In order to encourage farmers in the northern state to avoid burning paddy stubble during the winter harvest, which is one of the main causes of an annual pollution issue in the national capital and its environs, the Punjab and Delhi governments have abandoned their original plan.

Kuldeep Singh Dhaliwal, the state’s agriculture minister, made the announcement a few days after the Center rejected a combined proposal from the two states to reward paddy farmers with 2,500 rupees per acre for not burning crop residue. HT reported last week that Punjab and Delhi still wanted to proceed with their portion of the payments, even though the proposal had called for 1,500 per acre from the Centre’s coffers and 500 from each of those two states.

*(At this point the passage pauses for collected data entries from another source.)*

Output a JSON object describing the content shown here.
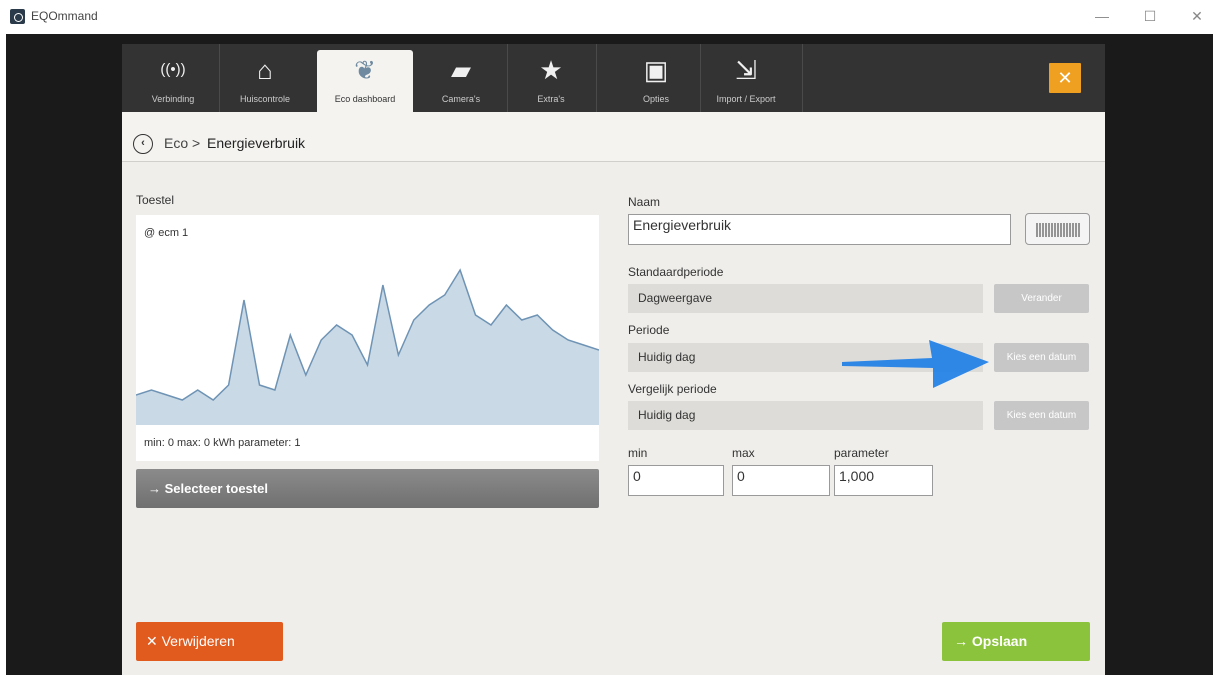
{
  "window": {
    "title": "EQOmmand",
    "minimize": "—",
    "maximize": "☐",
    "close": "✕"
  },
  "tabs": [
    {
      "label": "Verbinding",
      "icon": "wifi-icon",
      "glyph": "((•))"
    },
    {
      "label": "Huiscontrole",
      "icon": "home-icon",
      "glyph": "⌂"
    },
    {
      "label": "Eco dashboard",
      "icon": "leaf-icon",
      "glyph": "❦"
    },
    {
      "label": "Camera's",
      "icon": "camera-icon",
      "glyph": "▰"
    },
    {
      "label": "Extra's",
      "icon": "star-icon",
      "glyph": "★"
    },
    {
      "label": "Opties",
      "icon": "options-icon",
      "glyph": "▣"
    },
    {
      "label": "Import / Export",
      "icon": "import-export-icon",
      "glyph": "⇲"
    }
  ],
  "close_glyph": "✕",
  "breadcrumb": {
    "back": "‹",
    "root": "Eco",
    "separator": ">",
    "current": "Energieverbruik"
  },
  "left": {
    "device_label": "Toestel",
    "device_name": "@ ecm 1",
    "info": "min: 0 max: 0 kWh parameter: 1",
    "select_button": "→  Selecteer toestel"
  },
  "chart_data": {
    "type": "area",
    "values": [
      6,
      7,
      6,
      5,
      7,
      5,
      8,
      25,
      8,
      7,
      18,
      10,
      17,
      20,
      18,
      12,
      28,
      14,
      21,
      24,
      26,
      31,
      22,
      20,
      24,
      21,
      22,
      19,
      17,
      16,
      15
    ]
  },
  "right": {
    "name_label": "Naam",
    "name_value": "Energieverbruik",
    "standard_period_label": "Standaardperiode",
    "standard_period_value": "Dagweergave",
    "change_button": "Verander",
    "period_label": "Periode",
    "period_value": "Huidig dag",
    "pick_date_button": "Kies een datum",
    "compare_label": "Vergelijk periode",
    "compare_value": "Huidig dag",
    "compare_pick_button": "Kies een datum",
    "min_label": "min",
    "min_value": "0",
    "max_label": "max",
    "max_value": "0",
    "parameter_label": "parameter",
    "parameter_value": "1,000"
  },
  "footer": {
    "delete_button": "✕  Verwijderen",
    "save_button": "→  Opslaan"
  },
  "colors": {
    "accent_orange": "#f0a020",
    "delete_red": "#e15b1f",
    "save_green": "#8cc33c",
    "chart_fill": "#c9d9e6",
    "chart_line": "#6e93b4",
    "annotation_blue": "#1f7fe6"
  }
}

In answer to a query regarding the financial incentive program, the minister stated on Thursday, “How can we pay when the Center is not giving?”

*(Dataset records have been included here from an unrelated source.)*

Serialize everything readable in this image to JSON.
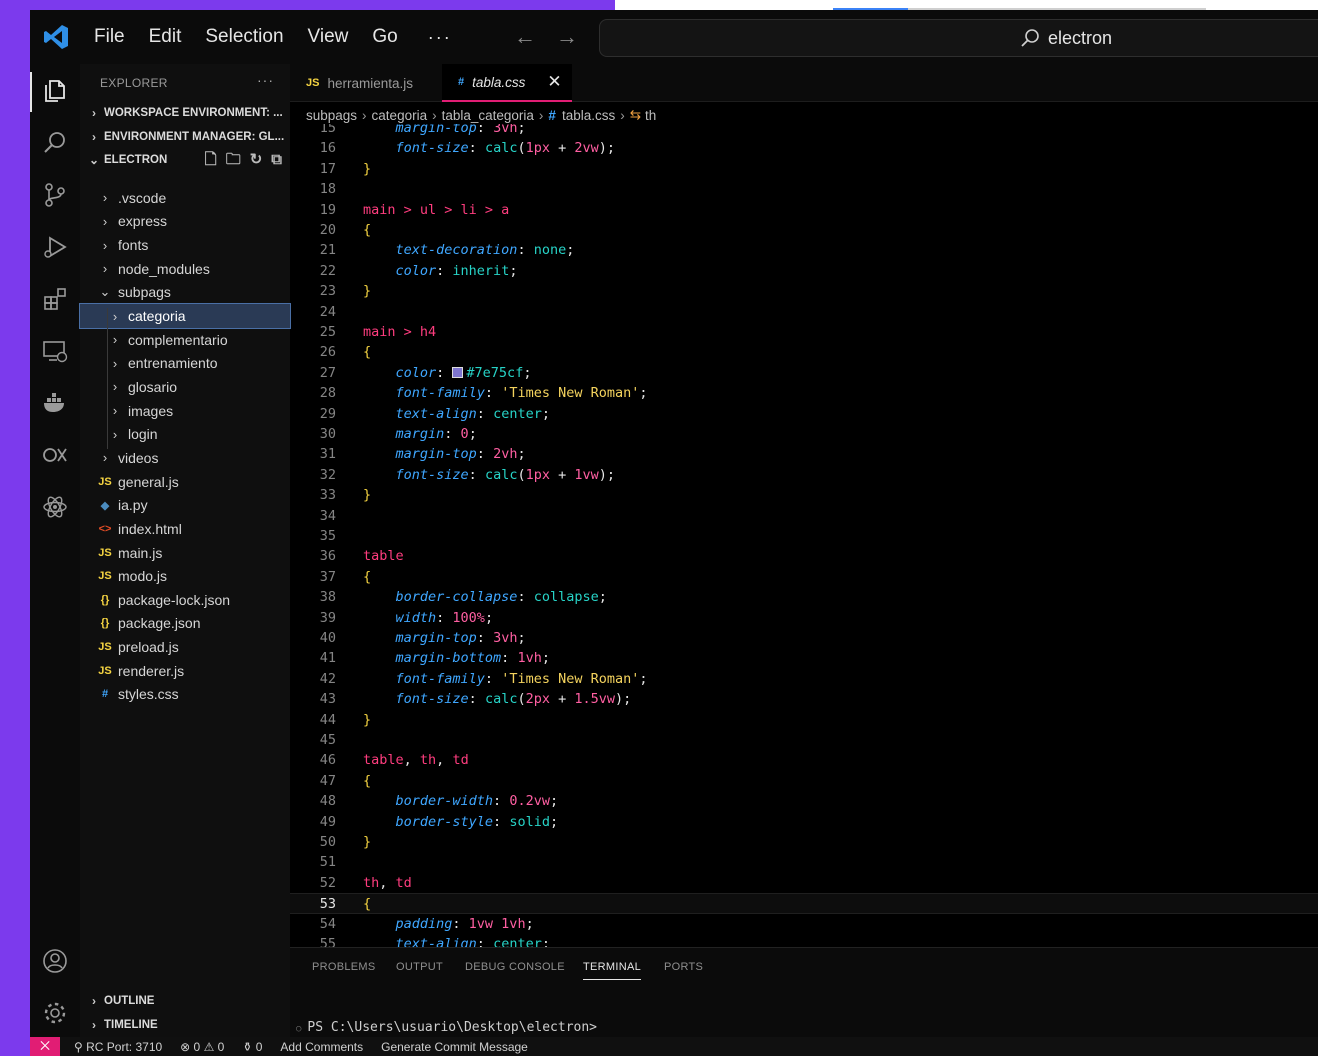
{
  "menu": [
    "File",
    "Edit",
    "Selection",
    "View",
    "Go"
  ],
  "menu_more": "···",
  "search": {
    "text": "electron"
  },
  "explorer": {
    "title": "EXPLORER",
    "more": "···",
    "sections": {
      "workspace": "WORKSPACE ENVIRONMENT: ...",
      "envmanager": "ENVIRONMENT MANAGER: GL...",
      "electron": "ELECTRON"
    },
    "tree": [
      {
        "label": ".vscode",
        "kind": "folder",
        "depth": 0
      },
      {
        "label": "express",
        "kind": "folder",
        "depth": 0
      },
      {
        "label": "fonts",
        "kind": "folder",
        "depth": 0
      },
      {
        "label": "node_modules",
        "kind": "folder",
        "depth": 0
      },
      {
        "label": "subpags",
        "kind": "folder-open",
        "depth": 0
      },
      {
        "label": "categoria",
        "kind": "folder",
        "depth": 1,
        "selected": true
      },
      {
        "label": "complementario",
        "kind": "folder",
        "depth": 1
      },
      {
        "label": "entrenamiento",
        "kind": "folder",
        "depth": 1
      },
      {
        "label": "glosario",
        "kind": "folder",
        "depth": 1
      },
      {
        "label": "images",
        "kind": "folder",
        "depth": 1
      },
      {
        "label": "login",
        "kind": "folder",
        "depth": 1
      },
      {
        "label": "videos",
        "kind": "folder",
        "depth": 0
      },
      {
        "label": "general.js",
        "kind": "js",
        "depth": 0
      },
      {
        "label": "ia.py",
        "kind": "py",
        "depth": 0
      },
      {
        "label": "index.html",
        "kind": "html",
        "depth": 0
      },
      {
        "label": "main.js",
        "kind": "js",
        "depth": 0
      },
      {
        "label": "modo.js",
        "kind": "js",
        "depth": 0
      },
      {
        "label": "package-lock.json",
        "kind": "json",
        "depth": 0
      },
      {
        "label": "package.json",
        "kind": "json",
        "depth": 0
      },
      {
        "label": "preload.js",
        "kind": "js",
        "depth": 0
      },
      {
        "label": "renderer.js",
        "kind": "js",
        "depth": 0
      },
      {
        "label": "styles.css",
        "kind": "css",
        "depth": 0
      }
    ],
    "outline": "OUTLINE",
    "timeline": "TIMELINE"
  },
  "file_icons": {
    "js": {
      "glyph": "JS",
      "color": "#f5d442"
    },
    "py": {
      "glyph": "◆",
      "color": "#4b8bbe"
    },
    "html": {
      "glyph": "<>",
      "color": "#e44d26"
    },
    "json": {
      "glyph": "{}",
      "color": "#f5d442"
    },
    "css": {
      "glyph": "#",
      "color": "#3fa7ff"
    }
  },
  "tabs": [
    {
      "icon": "JS",
      "label": "herramienta.js",
      "active": false
    },
    {
      "icon": "#",
      "label": "tabla.css",
      "active": true,
      "close": "✕"
    }
  ],
  "breadcrumb": [
    "subpags",
    "categoria",
    "tabla_categoria",
    "tabla.css",
    "th"
  ],
  "code": {
    "current_line": 53,
    "lines": [
      {
        "n": "15",
        "tokens": [
          [
            "prop",
            "    margin-top"
          ],
          [
            "punc",
            ": "
          ],
          [
            "num",
            "3vh"
          ],
          [
            "punc",
            ";"
          ]
        ]
      },
      {
        "n": "16",
        "tokens": [
          [
            "prop",
            "    font-size"
          ],
          [
            "punc",
            ": "
          ],
          [
            "fn",
            "calc"
          ],
          [
            "punc",
            "("
          ],
          [
            "num",
            "1px"
          ],
          [
            "punc",
            " + "
          ],
          [
            "num",
            "2vw"
          ],
          [
            "punc",
            ");"
          ]
        ]
      },
      {
        "n": "17",
        "tokens": [
          [
            "brace",
            "}"
          ]
        ]
      },
      {
        "n": "18",
        "tokens": []
      },
      {
        "n": "19",
        "tokens": [
          [
            "sel",
            "main > ul > li > a"
          ]
        ]
      },
      {
        "n": "20",
        "tokens": [
          [
            "brace",
            "{"
          ]
        ]
      },
      {
        "n": "21",
        "tokens": [
          [
            "prop",
            "    text-decoration"
          ],
          [
            "punc",
            ": "
          ],
          [
            "val",
            "none"
          ],
          [
            "punc",
            ";"
          ]
        ]
      },
      {
        "n": "22",
        "tokens": [
          [
            "prop",
            "    color"
          ],
          [
            "punc",
            ": "
          ],
          [
            "val",
            "inherit"
          ],
          [
            "punc",
            ";"
          ]
        ]
      },
      {
        "n": "23",
        "tokens": [
          [
            "brace",
            "}"
          ]
        ]
      },
      {
        "n": "24",
        "tokens": []
      },
      {
        "n": "25",
        "tokens": [
          [
            "sel",
            "main > h4"
          ]
        ]
      },
      {
        "n": "26",
        "tokens": [
          [
            "brace",
            "{"
          ]
        ]
      },
      {
        "n": "27",
        "tokens": [
          [
            "prop",
            "    color"
          ],
          [
            "punc",
            ": "
          ],
          [
            "swatch",
            ""
          ],
          [
            "val",
            "#7e75cf"
          ],
          [
            "punc",
            ";"
          ]
        ]
      },
      {
        "n": "28",
        "tokens": [
          [
            "prop",
            "    font-family"
          ],
          [
            "punc",
            ": "
          ],
          [
            "str",
            "'Times New Roman'"
          ],
          [
            "punc",
            ";"
          ]
        ]
      },
      {
        "n": "29",
        "tokens": [
          [
            "prop",
            "    text-align"
          ],
          [
            "punc",
            ": "
          ],
          [
            "val",
            "center"
          ],
          [
            "punc",
            ";"
          ]
        ]
      },
      {
        "n": "30",
        "tokens": [
          [
            "prop",
            "    margin"
          ],
          [
            "punc",
            ": "
          ],
          [
            "num",
            "0"
          ],
          [
            "punc",
            ";"
          ]
        ]
      },
      {
        "n": "31",
        "tokens": [
          [
            "prop",
            "    margin-top"
          ],
          [
            "punc",
            ": "
          ],
          [
            "num",
            "2vh"
          ],
          [
            "punc",
            ";"
          ]
        ]
      },
      {
        "n": "32",
        "tokens": [
          [
            "prop",
            "    font-size"
          ],
          [
            "punc",
            ": "
          ],
          [
            "fn",
            "calc"
          ],
          [
            "punc",
            "("
          ],
          [
            "num",
            "1px"
          ],
          [
            "punc",
            " + "
          ],
          [
            "num",
            "1vw"
          ],
          [
            "punc",
            ");"
          ]
        ]
      },
      {
        "n": "33",
        "tokens": [
          [
            "brace",
            "}"
          ]
        ]
      },
      {
        "n": "34",
        "tokens": []
      },
      {
        "n": "35",
        "tokens": []
      },
      {
        "n": "36",
        "tokens": [
          [
            "sel",
            "table"
          ]
        ]
      },
      {
        "n": "37",
        "tokens": [
          [
            "brace",
            "{"
          ]
        ]
      },
      {
        "n": "38",
        "tokens": [
          [
            "prop",
            "    border-collapse"
          ],
          [
            "punc",
            ": "
          ],
          [
            "val",
            "collapse"
          ],
          [
            "punc",
            ";"
          ]
        ]
      },
      {
        "n": "39",
        "tokens": [
          [
            "prop",
            "    width"
          ],
          [
            "punc",
            ": "
          ],
          [
            "num",
            "100%"
          ],
          [
            "punc",
            ";"
          ]
        ]
      },
      {
        "n": "40",
        "tokens": [
          [
            "prop",
            "    margin-top"
          ],
          [
            "punc",
            ": "
          ],
          [
            "num",
            "3vh"
          ],
          [
            "punc",
            ";"
          ]
        ]
      },
      {
        "n": "41",
        "tokens": [
          [
            "prop",
            "    margin-bottom"
          ],
          [
            "punc",
            ": "
          ],
          [
            "num",
            "1vh"
          ],
          [
            "punc",
            ";"
          ]
        ]
      },
      {
        "n": "42",
        "tokens": [
          [
            "prop",
            "    font-family"
          ],
          [
            "punc",
            ": "
          ],
          [
            "str",
            "'Times New Roman'"
          ],
          [
            "punc",
            ";"
          ]
        ]
      },
      {
        "n": "43",
        "tokens": [
          [
            "prop",
            "    font-size"
          ],
          [
            "punc",
            ": "
          ],
          [
            "fn",
            "calc"
          ],
          [
            "punc",
            "("
          ],
          [
            "num",
            "2px"
          ],
          [
            "punc",
            " + "
          ],
          [
            "num",
            "1.5vw"
          ],
          [
            "punc",
            ");"
          ]
        ]
      },
      {
        "n": "44",
        "tokens": [
          [
            "brace",
            "}"
          ]
        ]
      },
      {
        "n": "45",
        "tokens": []
      },
      {
        "n": "46",
        "tokens": [
          [
            "sel",
            "table"
          ],
          [
            "punc",
            ", "
          ],
          [
            "sel",
            "th"
          ],
          [
            "punc",
            ", "
          ],
          [
            "sel",
            "td"
          ]
        ]
      },
      {
        "n": "47",
        "tokens": [
          [
            "brace",
            "{"
          ]
        ]
      },
      {
        "n": "48",
        "tokens": [
          [
            "prop",
            "    border-width"
          ],
          [
            "punc",
            ": "
          ],
          [
            "num",
            "0.2vw"
          ],
          [
            "punc",
            ";"
          ]
        ]
      },
      {
        "n": "49",
        "tokens": [
          [
            "prop",
            "    border-style"
          ],
          [
            "punc",
            ": "
          ],
          [
            "val",
            "solid"
          ],
          [
            "punc",
            ";"
          ]
        ]
      },
      {
        "n": "50",
        "tokens": [
          [
            "brace",
            "}"
          ]
        ]
      },
      {
        "n": "51",
        "tokens": []
      },
      {
        "n": "52",
        "tokens": [
          [
            "sel",
            "th"
          ],
          [
            "punc",
            ", "
          ],
          [
            "sel",
            "td"
          ]
        ]
      },
      {
        "n": "53",
        "tokens": [
          [
            "brace",
            "{"
          ]
        ]
      },
      {
        "n": "54",
        "tokens": [
          [
            "prop",
            "    padding"
          ],
          [
            "punc",
            ": "
          ],
          [
            "num",
            "1vw 1vh"
          ],
          [
            "punc",
            ";"
          ]
        ]
      },
      {
        "n": "55",
        "tokens": [
          [
            "prop",
            "    text-align"
          ],
          [
            "punc",
            ": "
          ],
          [
            "val",
            "center"
          ],
          [
            "punc",
            ";"
          ]
        ]
      }
    ]
  },
  "panel": {
    "tabs": [
      "PROBLEMS",
      "OUTPUT",
      "DEBUG CONSOLE",
      "TERMINAL",
      "PORTS"
    ],
    "active": "TERMINAL",
    "terminal_line": "PS C:\\Users\\usuario\\Desktop\\electron>"
  },
  "status": {
    "remote": "⨉",
    "port": "RC Port: 3710",
    "problems": "⊗ 0 ⚠ 0",
    "ports": "0",
    "comments": "Add Comments",
    "commit": "Generate Commit Message"
  }
}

Punjab is undoubtedly under a lot of financial strain, and senior officials have been ordered to reduce unnecessary spending.

Both the Delhi government and the Central Government did not immediately respond.

According to the joint proposal, Punjab and Delhi’s governments would each contribute 375 crore, and they would ask the Center for an additional 1,125 crore, bringing the total to 1,875 crore, according to authorities. He claimed, “We (the governments of Punjab and Delhi) created a programme for the greater benefit of the farmers, but the Centre rejected it. However, he continued, “the Punjab government is providing enough subsidised machines to the farmers for in-situ management of paddy stubble and is also convincing them not to burn the crop residue.”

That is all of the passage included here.